24) Matamu

13 3 0
                                    

oOoOo

"Apa? Aku menyukai Pak Ashel? Itu tidak mungkin!" sentak Aru, tidak terima.

"Jangan berbohong, Aru. Aku bisa melihatnya, dari matamu."

Masih tidak menerima, Aru berkata, "Apa yang kau lihat, ha?! Jangan mengada-ada, Fiko. Aku sedang tidak ingin bertengkar denganmu."

"Hubungan kita sudah berjalan tiga bulan, Aru. Dan bahkan, kau tidak pernah menatapku dengan tatapan yang sama saat bersama pak Ashel," ujar Fiko, dengan nada menurun.

Aru terkesiap dalam beberapa detik ketika menyadari bahwa waktu bergerak begitu cepat dari apa yang dirasakannya.

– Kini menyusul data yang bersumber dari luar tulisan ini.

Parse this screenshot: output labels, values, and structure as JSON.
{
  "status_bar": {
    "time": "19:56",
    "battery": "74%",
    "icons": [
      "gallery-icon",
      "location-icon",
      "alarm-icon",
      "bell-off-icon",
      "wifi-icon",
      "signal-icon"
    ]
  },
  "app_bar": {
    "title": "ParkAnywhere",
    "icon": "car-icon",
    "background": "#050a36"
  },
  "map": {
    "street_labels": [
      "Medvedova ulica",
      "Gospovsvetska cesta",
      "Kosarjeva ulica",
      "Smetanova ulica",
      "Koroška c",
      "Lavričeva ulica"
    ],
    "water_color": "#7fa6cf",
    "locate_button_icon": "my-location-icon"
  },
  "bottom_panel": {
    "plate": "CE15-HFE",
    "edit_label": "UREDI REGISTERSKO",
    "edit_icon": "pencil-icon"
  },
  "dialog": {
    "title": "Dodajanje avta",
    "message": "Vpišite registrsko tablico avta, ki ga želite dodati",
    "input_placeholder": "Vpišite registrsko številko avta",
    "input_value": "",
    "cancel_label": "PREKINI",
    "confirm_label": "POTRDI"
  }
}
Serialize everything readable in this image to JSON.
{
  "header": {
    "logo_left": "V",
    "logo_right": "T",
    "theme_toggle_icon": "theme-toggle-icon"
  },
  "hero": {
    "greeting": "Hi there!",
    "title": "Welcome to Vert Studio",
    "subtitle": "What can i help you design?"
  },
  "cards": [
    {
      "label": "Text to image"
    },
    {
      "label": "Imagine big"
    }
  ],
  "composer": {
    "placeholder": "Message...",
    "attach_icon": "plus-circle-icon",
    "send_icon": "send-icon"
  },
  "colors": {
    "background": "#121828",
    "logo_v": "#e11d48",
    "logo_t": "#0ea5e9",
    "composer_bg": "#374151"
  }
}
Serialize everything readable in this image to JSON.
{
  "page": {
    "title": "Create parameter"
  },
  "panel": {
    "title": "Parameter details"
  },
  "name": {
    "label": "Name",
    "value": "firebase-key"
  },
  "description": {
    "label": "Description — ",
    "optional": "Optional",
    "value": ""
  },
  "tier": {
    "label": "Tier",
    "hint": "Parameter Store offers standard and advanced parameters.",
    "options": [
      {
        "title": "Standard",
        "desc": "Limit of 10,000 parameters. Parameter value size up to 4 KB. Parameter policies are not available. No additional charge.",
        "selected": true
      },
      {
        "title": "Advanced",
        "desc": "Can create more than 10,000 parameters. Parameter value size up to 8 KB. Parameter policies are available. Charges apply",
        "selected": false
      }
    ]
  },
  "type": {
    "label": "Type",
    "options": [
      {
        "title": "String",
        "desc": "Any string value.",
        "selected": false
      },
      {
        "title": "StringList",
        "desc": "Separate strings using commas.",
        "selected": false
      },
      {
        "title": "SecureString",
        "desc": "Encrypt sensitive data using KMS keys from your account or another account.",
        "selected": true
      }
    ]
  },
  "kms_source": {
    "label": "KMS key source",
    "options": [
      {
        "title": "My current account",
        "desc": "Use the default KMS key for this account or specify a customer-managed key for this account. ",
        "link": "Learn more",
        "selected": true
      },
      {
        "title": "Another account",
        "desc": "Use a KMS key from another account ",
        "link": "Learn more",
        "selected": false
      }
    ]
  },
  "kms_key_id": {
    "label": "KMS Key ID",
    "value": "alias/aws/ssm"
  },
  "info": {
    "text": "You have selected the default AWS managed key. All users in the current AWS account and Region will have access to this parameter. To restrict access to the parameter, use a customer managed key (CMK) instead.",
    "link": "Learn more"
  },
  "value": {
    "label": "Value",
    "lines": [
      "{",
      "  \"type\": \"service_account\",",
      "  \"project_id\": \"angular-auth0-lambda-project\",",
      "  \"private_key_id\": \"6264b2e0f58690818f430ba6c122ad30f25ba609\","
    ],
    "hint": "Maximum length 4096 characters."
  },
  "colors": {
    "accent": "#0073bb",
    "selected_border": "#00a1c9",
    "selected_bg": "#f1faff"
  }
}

Bukannya kembali melawan, dirinya lebih memilih bungkam dan merapikan alat tulisnya.

Merasa dirinya diacuhkan, Fiko jengkel. Pria itu memegang pergelangan tangan Aru, agar si pemilik mau beradu tatap dengannya. "Aku belum selesai bicara, Arunika."

"Apa yang ingin kau bicarakan lagi? Aku sudah melakukan apa yang biasa orang lain lakukan terhadap pasangannya. Pergi ke kantin, berangkat dan pulang, pergi berkencan. Lalu, apa lagi yang kau inginkan dariku, ha?

"Apa kau tidak puas dengan semua itu, Fiko? Apa yang sebenarnya yang kau inginkan dariku? Semua waktu yang aku berikan apa itu tidak cukup, untukmu? Jawab aku!" cecar Aru, sembari menarik tangannya hingga terlepas dari Fiko.

"Aku menginginkan apa yang kamu berikan pada pak Ashel." Tangan Fiko bergerak, menunjuk ke arah dada Aru. "Hatimu."

"Omong kosong," bantah Aru, "kenapa kamu selalu menyeret pak Ashel dalam setiap pembicaraan ini? Dia sama sekali tidak ada hubungannya dengan kita."

"Kalau begitu jelaskan kenapa kamu selalu menatap pak Ashel dengan cara seperti itu."

"Apa maksudmu dengan cara seperti itu? Aku bahkan tidak tahu seperti apa aku menatapnya."

"Itulah yang tidak kamu ketahui, Arunika." Fiko mengatur napasnya, yang terasa sesak dan menghimpit dada. "Kamu tidak tahu bagaimana cara kamu menatapnya."

Mendadak, Fiko melangkah mendekat pada Aru. Awalnya gadis itu hanya diam, tapi akhirnya ia mulai berjalan mundur sesuai dengan pergerakan Fiko yang pelan namun tegas.

Sepasang mata masih beradu, tidak terputus oleh jarak yang habis termakan oleh langkah keduanya. Hingga akhirnya sampai dititik di mana punggung Aru menyentuh tembok kamarnya.

"Apa yang mau kau lakukan?" tanya Aru, dengan penekanan.

Fiko tidak menjawab, terdiam dan sedikit memiringkan kepalanya seakan menelusuri setiap sudut wajah kekasihnya tanpa make up. Jarak itu, bahkan membuat Aru bisa merasakan hembusan Fiko yang menyentuh pipinya.

"Itulah yang aku maksud." Mendadak, Fiko menarik kepalanya dan menjauh dari Aru. "Aku tidak melihat tatapan itu."

Aru jengkel, kemudian mendorong Fiko keras hingga memperbesar jarak di antara keduanya. "Cukup dengan omong kosong mu itu, Fiko. Tatapan apa yang kau maksud?! Kamu hanya cemburu, itu saja!"

"Jelas aku cemburu, Arunika. Aku menyukaimu dan aku tidak malu untuk mengatakannya pada semua orang. Aku jelas cemburu melihat bagaimana cara kamu menatap pak Ashel, mengobrol dengannya sembari tersenyum lebar seakan dia adalah alasan kebahagiaanmu.

"Apa aku tidak boleh merasa seperti itu? Bahkan, Aru berhak mengatakannya dan menegurmu itu hal itu," cecar Fiko yang sekarang sudah melewati batas kesabarannya.